Chance in a Million: Man of Iron
I once went to a wedding where, when the best man produced the little box containing the ring, the ring almost leapt out and went down through one of those heating grilles so common in Victorian buildings. The churchwarden, who had the necessary tools, had to be fetched from his house around the corner and it took a fair time for the ring to be found. Meanwhile the two families were outside the church on opposite sides, both either in tears or announcing how they all knew this marriage was doomed from the start. Surprisingly they did actually get married but I don't know how it lasted, although I do know that there was an atmosphere you could cut with a knife.
The reason I go into this is that it is the sort of thing you would expect to happen at a wedding attended by Tom Chance. This show is often called a sitcom, but it isn't. A sitcom is a usually dreary series which goes on too long and attempts to make comedy of the characters' situation. This, however, is a show about a man cursed by coincidence throughout his life and his girlfriend's love for him.
It was an original production by the then new Channel 4, which was known for radical and imaginative broadcasting. I came across it at a significant time of my life, when I was beginning to differentiate myself from my family and to think about what I suppose should laughingly be called aspirations. I had somehow got the idea that talking like a telegram was a sophisticated thing to do (I suspect from EF Benson's Mapp and Lucia books) and since Chance also talks like that I was sold. Talking like a telegram is of course long gone.

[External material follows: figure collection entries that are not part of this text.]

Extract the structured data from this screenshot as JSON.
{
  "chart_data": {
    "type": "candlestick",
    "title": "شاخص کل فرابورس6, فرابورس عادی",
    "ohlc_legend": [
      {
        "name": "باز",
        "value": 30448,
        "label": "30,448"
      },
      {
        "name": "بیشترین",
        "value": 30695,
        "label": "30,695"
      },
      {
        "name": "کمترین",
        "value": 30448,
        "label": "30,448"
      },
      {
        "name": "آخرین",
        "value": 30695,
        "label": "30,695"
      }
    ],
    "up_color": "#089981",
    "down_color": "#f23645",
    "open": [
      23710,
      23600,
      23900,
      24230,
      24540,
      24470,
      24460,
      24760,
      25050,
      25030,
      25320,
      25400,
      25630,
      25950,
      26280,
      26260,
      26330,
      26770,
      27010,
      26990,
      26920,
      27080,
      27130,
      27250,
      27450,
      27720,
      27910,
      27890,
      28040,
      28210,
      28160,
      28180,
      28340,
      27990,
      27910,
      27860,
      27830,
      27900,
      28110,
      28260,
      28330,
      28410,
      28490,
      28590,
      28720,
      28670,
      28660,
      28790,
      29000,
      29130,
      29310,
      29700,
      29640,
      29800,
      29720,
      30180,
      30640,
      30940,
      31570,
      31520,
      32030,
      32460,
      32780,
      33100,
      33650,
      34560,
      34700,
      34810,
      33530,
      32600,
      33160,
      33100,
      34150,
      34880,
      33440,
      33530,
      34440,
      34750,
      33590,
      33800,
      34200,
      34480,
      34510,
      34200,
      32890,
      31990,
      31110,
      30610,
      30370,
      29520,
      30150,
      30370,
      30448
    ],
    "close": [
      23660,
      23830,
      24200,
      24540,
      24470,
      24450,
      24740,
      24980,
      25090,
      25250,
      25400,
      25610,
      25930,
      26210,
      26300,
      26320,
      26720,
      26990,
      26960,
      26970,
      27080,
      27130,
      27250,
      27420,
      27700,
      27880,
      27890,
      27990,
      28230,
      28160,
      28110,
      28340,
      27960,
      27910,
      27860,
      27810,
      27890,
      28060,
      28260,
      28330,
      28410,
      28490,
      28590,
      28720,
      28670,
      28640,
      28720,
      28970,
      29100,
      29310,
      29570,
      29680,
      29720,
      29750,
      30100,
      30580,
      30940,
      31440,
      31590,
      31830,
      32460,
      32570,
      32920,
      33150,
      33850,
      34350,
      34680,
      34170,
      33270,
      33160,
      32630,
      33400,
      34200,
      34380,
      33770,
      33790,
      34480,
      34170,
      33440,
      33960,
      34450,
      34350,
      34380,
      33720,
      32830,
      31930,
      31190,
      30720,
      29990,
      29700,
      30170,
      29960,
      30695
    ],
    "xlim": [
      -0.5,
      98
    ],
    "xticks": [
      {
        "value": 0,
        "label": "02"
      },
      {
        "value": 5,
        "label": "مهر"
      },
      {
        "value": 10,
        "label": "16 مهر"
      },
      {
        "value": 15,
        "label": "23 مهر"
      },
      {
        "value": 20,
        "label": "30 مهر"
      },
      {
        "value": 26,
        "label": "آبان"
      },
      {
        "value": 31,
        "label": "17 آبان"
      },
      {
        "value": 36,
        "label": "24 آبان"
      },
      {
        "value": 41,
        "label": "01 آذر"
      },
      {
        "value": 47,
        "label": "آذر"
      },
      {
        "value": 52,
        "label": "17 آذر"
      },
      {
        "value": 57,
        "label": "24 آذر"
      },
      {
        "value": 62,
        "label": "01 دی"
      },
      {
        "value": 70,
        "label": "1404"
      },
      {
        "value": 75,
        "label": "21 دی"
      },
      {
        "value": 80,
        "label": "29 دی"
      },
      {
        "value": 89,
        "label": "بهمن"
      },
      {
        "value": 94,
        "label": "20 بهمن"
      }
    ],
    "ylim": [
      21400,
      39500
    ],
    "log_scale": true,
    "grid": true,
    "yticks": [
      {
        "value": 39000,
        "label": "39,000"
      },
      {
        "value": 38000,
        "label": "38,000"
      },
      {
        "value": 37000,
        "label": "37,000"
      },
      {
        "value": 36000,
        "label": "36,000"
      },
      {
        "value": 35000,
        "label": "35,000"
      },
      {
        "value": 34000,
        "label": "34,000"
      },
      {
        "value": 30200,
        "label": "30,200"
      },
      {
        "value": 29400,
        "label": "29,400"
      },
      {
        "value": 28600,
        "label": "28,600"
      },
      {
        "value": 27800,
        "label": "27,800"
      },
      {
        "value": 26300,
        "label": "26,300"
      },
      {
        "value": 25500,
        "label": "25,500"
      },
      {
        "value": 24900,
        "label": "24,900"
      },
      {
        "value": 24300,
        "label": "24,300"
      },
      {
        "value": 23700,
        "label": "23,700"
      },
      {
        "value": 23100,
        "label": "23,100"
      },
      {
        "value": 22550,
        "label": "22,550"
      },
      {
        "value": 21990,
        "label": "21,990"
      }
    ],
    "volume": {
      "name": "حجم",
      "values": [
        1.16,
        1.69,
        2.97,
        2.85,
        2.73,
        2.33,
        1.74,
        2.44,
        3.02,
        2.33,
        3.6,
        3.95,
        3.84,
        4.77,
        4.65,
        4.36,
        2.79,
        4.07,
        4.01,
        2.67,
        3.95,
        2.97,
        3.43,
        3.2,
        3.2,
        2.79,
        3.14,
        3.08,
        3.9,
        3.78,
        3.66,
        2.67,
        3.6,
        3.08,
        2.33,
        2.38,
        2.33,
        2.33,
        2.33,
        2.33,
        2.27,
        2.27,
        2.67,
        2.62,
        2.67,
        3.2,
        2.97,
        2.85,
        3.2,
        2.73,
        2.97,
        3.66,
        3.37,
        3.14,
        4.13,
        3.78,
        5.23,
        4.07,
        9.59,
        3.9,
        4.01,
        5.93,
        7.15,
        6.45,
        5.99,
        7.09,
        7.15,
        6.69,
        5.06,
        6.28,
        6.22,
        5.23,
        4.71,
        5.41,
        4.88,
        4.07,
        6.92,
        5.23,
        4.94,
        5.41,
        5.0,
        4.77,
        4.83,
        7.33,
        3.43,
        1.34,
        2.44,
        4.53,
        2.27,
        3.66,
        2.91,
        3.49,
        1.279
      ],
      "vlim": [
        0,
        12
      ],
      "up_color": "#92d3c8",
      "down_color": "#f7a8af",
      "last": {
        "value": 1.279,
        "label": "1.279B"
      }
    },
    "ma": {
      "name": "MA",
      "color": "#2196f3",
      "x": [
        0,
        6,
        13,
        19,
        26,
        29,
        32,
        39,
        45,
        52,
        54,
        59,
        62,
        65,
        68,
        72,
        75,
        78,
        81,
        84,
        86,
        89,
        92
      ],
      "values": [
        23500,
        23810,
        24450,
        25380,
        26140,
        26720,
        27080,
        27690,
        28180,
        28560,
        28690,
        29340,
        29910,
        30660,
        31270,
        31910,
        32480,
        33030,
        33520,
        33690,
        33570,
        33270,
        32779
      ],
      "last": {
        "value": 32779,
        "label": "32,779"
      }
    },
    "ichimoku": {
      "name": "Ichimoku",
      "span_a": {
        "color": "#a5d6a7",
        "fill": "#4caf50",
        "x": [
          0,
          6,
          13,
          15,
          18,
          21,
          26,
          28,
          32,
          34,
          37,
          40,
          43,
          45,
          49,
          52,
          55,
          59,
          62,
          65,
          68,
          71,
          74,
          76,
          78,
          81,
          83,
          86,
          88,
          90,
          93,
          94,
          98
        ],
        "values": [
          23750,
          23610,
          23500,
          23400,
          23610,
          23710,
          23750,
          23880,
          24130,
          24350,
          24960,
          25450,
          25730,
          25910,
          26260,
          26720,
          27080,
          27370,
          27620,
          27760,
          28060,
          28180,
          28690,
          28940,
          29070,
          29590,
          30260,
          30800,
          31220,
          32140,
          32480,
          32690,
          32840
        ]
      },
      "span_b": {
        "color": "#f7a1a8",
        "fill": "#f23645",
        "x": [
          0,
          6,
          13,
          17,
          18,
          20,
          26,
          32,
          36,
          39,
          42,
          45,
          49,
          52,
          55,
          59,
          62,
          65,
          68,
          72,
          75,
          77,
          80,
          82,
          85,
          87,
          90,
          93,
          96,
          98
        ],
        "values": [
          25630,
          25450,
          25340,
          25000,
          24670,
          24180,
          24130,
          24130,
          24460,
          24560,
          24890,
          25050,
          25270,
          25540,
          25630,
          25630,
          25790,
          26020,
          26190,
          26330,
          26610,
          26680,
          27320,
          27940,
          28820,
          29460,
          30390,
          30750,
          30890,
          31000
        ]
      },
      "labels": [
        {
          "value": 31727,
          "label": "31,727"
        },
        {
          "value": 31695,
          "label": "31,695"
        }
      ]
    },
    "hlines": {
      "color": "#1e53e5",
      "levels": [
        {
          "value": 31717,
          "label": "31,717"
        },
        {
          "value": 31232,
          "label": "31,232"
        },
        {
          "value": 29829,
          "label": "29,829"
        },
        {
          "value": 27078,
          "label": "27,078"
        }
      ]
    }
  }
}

In this one Chance's ability to assert himself is to the fore, usually bookended with the recurring motif of him downing a pint in one. It has my favourite scene in the entire series where he tells a man in the pub to go outside and the man proceeds to throw stuff about and cover himself in blood as if he's been beaten up by Tom!
The aspect of his girlfriend (played by Barbara Blethyn) trying to get him to get his leg over is downplayed here. There is a slight problem that Tom is played by Simon Callow, who isn't the most obviously heterosexual of men, which gives the impression that she's trying to get off with a gay man. They do actually get married in the end. Incidentally I see from Google's suggestions that Alison so frequently gets her kit off with the intention of seducing Tom, that this show features on lingerie fetish pages!
What I love most about it, though, is the way the strangest coincidences happen to Tom, and I suspect my readers will like it too.